Paradoxically, the rise of AI that would automate away jobs - there are around 1.5 million Uber drivers in the US - represents one of the fundamental arguments for Universal Basic Income (UBI), a movement for direct wealth transfers to households.
Profound socioeconomic and political impact may well limit the rate of adoption of FSD and robotaxi services.
A last word
So what about the other segments?
The aftermarket is also unlikely to prove to be the answer. EVs tend to be simpler machines than ICE vehicles, with lower maintenance costs, thereby constraining the size of the opportunity in services.
We would estimate this to be adding 10% to the auto segment market cap, roughly the same as the historical ratio of auto sales to services sales for Tesla (we accept that margins may be different, but this is just a simplification).
Meanwhile, even the most richly valued battery player, CATL, has only a market cap of around $100 billion. Tesla does not yet hold the same core technologies as CATL or even Panasonic, its long-time partner.
Putting all of the above together gives us:
Note that the above involve fairly optimistic assumptions in the innovation segments, which is still nearly $100 billion short of Tesla’s current market cap.
Nonetheless, we are not quite done yet.
Leasing and auto financing is a wholly different kettle of fish. Tesla does have an inherent advantage here thanks to its home market. For legacy automakers, financing is of course a core profit driver, though financializing like GE is a double-edged sword.
Whether Tesla can turn the financing and leasing segment into a core business, however, remains to be seen.
Though not without his share of controversies, Musk has been a force of nature in the sector. It would be difficult to bet against him.
But perhaps staying on the sidelines is the safer route.

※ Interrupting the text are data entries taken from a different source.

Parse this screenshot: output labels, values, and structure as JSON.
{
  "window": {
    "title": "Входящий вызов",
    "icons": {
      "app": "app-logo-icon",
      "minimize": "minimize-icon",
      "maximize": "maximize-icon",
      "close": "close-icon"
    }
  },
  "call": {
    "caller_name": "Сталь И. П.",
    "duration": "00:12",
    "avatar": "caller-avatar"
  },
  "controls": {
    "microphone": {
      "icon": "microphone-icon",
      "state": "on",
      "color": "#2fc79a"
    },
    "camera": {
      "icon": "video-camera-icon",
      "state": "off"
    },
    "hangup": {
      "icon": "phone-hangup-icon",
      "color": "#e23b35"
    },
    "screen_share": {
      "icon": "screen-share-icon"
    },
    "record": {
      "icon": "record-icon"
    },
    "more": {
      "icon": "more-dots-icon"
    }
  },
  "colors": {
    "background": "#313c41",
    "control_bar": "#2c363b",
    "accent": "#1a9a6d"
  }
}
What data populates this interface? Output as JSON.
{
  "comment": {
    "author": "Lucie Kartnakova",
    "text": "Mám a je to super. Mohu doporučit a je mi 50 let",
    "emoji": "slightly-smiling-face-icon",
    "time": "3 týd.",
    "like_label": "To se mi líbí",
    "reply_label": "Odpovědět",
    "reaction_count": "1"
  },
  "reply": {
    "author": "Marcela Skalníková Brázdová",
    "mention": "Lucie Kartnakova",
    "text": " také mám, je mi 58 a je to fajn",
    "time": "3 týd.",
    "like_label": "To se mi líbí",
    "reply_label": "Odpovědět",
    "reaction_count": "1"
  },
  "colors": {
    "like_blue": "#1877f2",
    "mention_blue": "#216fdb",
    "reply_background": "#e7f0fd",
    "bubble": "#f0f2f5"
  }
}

We leave our readers with a reminder of how volatile the share prices of companies in emerging tech sectors can be - Chrysler’s share price took a rollercoaster ride in its first decade as a listed company.
Epilogue
It tends to be that in a bull cycle, the last to rise is the first to fall, as speculative capital flits across ever riskier sectors.
Tesla lost over 6.5% since its last trading session: the rollercoaster has started.
Full disclosure: This is not a solicitation to buy or sell. We have no current business relationships with the companies mentioned in this note, and are not paid to write this piece (other than paying fellow exponents of the research). We may buy or sell securities mentioned in this piece without explicit notice.
Disclaimer: This should not be construed as investment advice. Please do your own research or consult an independent financial advisor. Alpha Exponent is not a licensed investment advisor; any assertions in these articles are the opinions of the contributors.
Love to see your insights on TSLA. How do you think about the current trends of SUV increases in NA? Seems GM's gaining market share and ford, stellantis is loosing it.
What I find fascinating is that the man who realised earlier than anyone the cost of batteries could fall exponentially seemed to miss the fact that the same could happen to Lidar. Maybe back in 2016/17 when he made the decision to skip lidar, he genuinely expected to have (real) FSD in a timeframe where lidar wouldnt be cost competitive, but the reality is that today, that still doesn't exist, and a basic full Lidar suite from Chinese suppliers is ~1000RMB - clearly affordable and getting put on 20,000USD cars like Leapmotor's C10.